Upon viewing the demeanor of the witnesses, hearing their testimony regarding the transaction and their actions, and reviewing the documents, the Court believes that the debtors have carried their burden of demonstrating that the documents constitute a mortgage such that they have an equitable interest in the property. Accordingly, they are entitled to treat the property in their Chapter 13 plan.
However, in light of the debtor’s payment history, the dispute regarding insurance, their failure to adequately provide for *557payment of the arrearage, and the extremely short length of the plan, modifications must be made in order to propose a confirmable plan. Moreover, conditions must be met in order to protect the rights of the Tuckers in this bankruptcy case and ensure that the case is conducted in good faith. It is
ORDERED as follows:
1. The Motion for Relief from Stay, filed on February 3, 1995, is DENIED upon the conditions stated in paragraph 3 of this Order. Should the debtors fail, at any time, to meet any one of these conditions, the Tuckers are entitled to file an ex-parte motion for relief from stay in order to pursue their state court remedies against the debtors.
2. The Objection to Confirmation is SUSTAINED IN PART AND OVERRULED IN PART. The objection is sustained as to the failure to provide for payment of the arrear-age and overruled "with regard to the assertion that the debtor’s have no interest in the property.

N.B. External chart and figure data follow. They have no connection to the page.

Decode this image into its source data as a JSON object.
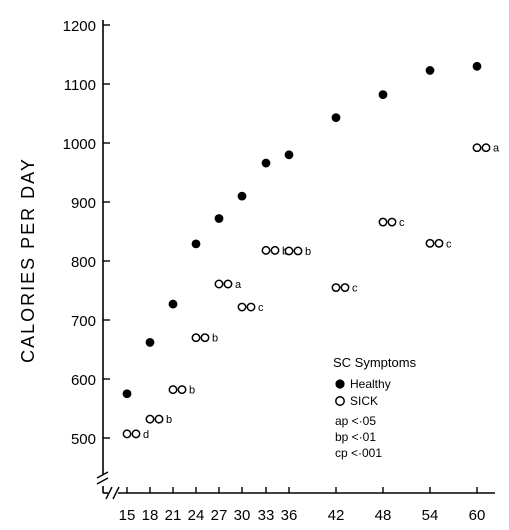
{
  "chart_data": {
    "type": "scatter",
    "title": "",
    "xlabel": "",
    "ylabel": "CALORIES PER DAY",
    "xticks": [
      "15",
      "18",
      "21",
      "24",
      "27",
      "30",
      "33",
      "36",
      "42",
      "48",
      "54",
      "60"
    ],
    "yticks": [
      "500",
      "600",
      "700",
      "800",
      "900",
      "1000",
      "1100",
      "1200"
    ],
    "ylim": [
      500,
      1200
    ],
    "axis_break": true,
    "grid": false,
    "legend_position": "bottom-right",
    "legend": {
      "title": "SC Symptoms",
      "items": [
        {
          "label": "Healthy",
          "marker": "filled-circle"
        },
        {
          "label": "SICK",
          "marker": "open-circle"
        }
      ],
      "notes": [
        "ap <·05",
        "bp <·01",
        "cp <·001"
      ]
    },
    "series": [
      {
        "name": "Healthy",
        "marker": "filled-circle",
        "points": [
          {
            "x": 15,
            "y": 575
          },
          {
            "x": 18,
            "y": 662
          },
          {
            "x": 21,
            "y": 727
          },
          {
            "x": 24,
            "y": 829
          },
          {
            "x": 27,
            "y": 872
          },
          {
            "x": 30,
            "y": 910
          },
          {
            "x": 33,
            "y": 966
          },
          {
            "x": 36,
            "y": 980
          },
          {
            "x": 42,
            "y": 1043
          },
          {
            "x": 48,
            "y": 1082
          },
          {
            "x": 54,
            "y": 1123
          },
          {
            "x": 60,
            "y": 1130
          }
        ]
      },
      {
        "name": "SICK",
        "marker": "open-circle",
        "points": [
          {
            "x": 15,
            "y": 507,
            "sig": "d"
          },
          {
            "x": 18,
            "y": 532,
            "sig": "b"
          },
          {
            "x": 21,
            "y": 582,
            "sig": "b"
          },
          {
            "x": 24,
            "y": 670,
            "sig": "b"
          },
          {
            "x": 27,
            "y": 761,
            "sig": "a"
          },
          {
            "x": 30,
            "y": 722,
            "sig": "c"
          },
          {
            "x": 33,
            "y": 818,
            "sig": "b"
          },
          {
            "x": 36,
            "y": 817,
            "sig": "b"
          },
          {
            "x": 42,
            "y": 755,
            "sig": "c"
          },
          {
            "x": 48,
            "y": 866,
            "sig": "c"
          },
          {
            "x": 54,
            "y": 830,
            "sig": "c"
          },
          {
            "x": 60,
            "y": 992,
            "sig": "a"
          }
        ]
      }
    ]
  }
}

3. The debtors shall comply with the following conditions and terms:
(a) Within twenty (20) days of entry of this Order, the debtors shall file a modification of the plan providing for: (1) full payment, within a two-year period of time, of the full amount of the arrearages, as testified by the escrow agent; (2) a term of no less than forty-two (42) months;
(b) The debtors shall ensure that insurance on the property is maintained at all times and shall provided proof to the Tuckers of insurance;
(c) The debtors shall ensure that taxes are timely paid on the property and shall provide proof of payment of the taxes to the Tuckers;
(d) During the life of the plan, the debtors shall make each and every payment to the trustee, in the amount required under the modified plan, in a timely manner. Should the debtors fail to ensure that the trustee receives certified funds on or before 4:00 p.m. on the last business day of each month, the Tuckers shall be entitled to ex-parte relief from stay.
IT IS SO ORDERED.
. Indeed, the debtors conceded that they were "trouble” from the beginning inasmuch as they repeatedly failed to make timely payments.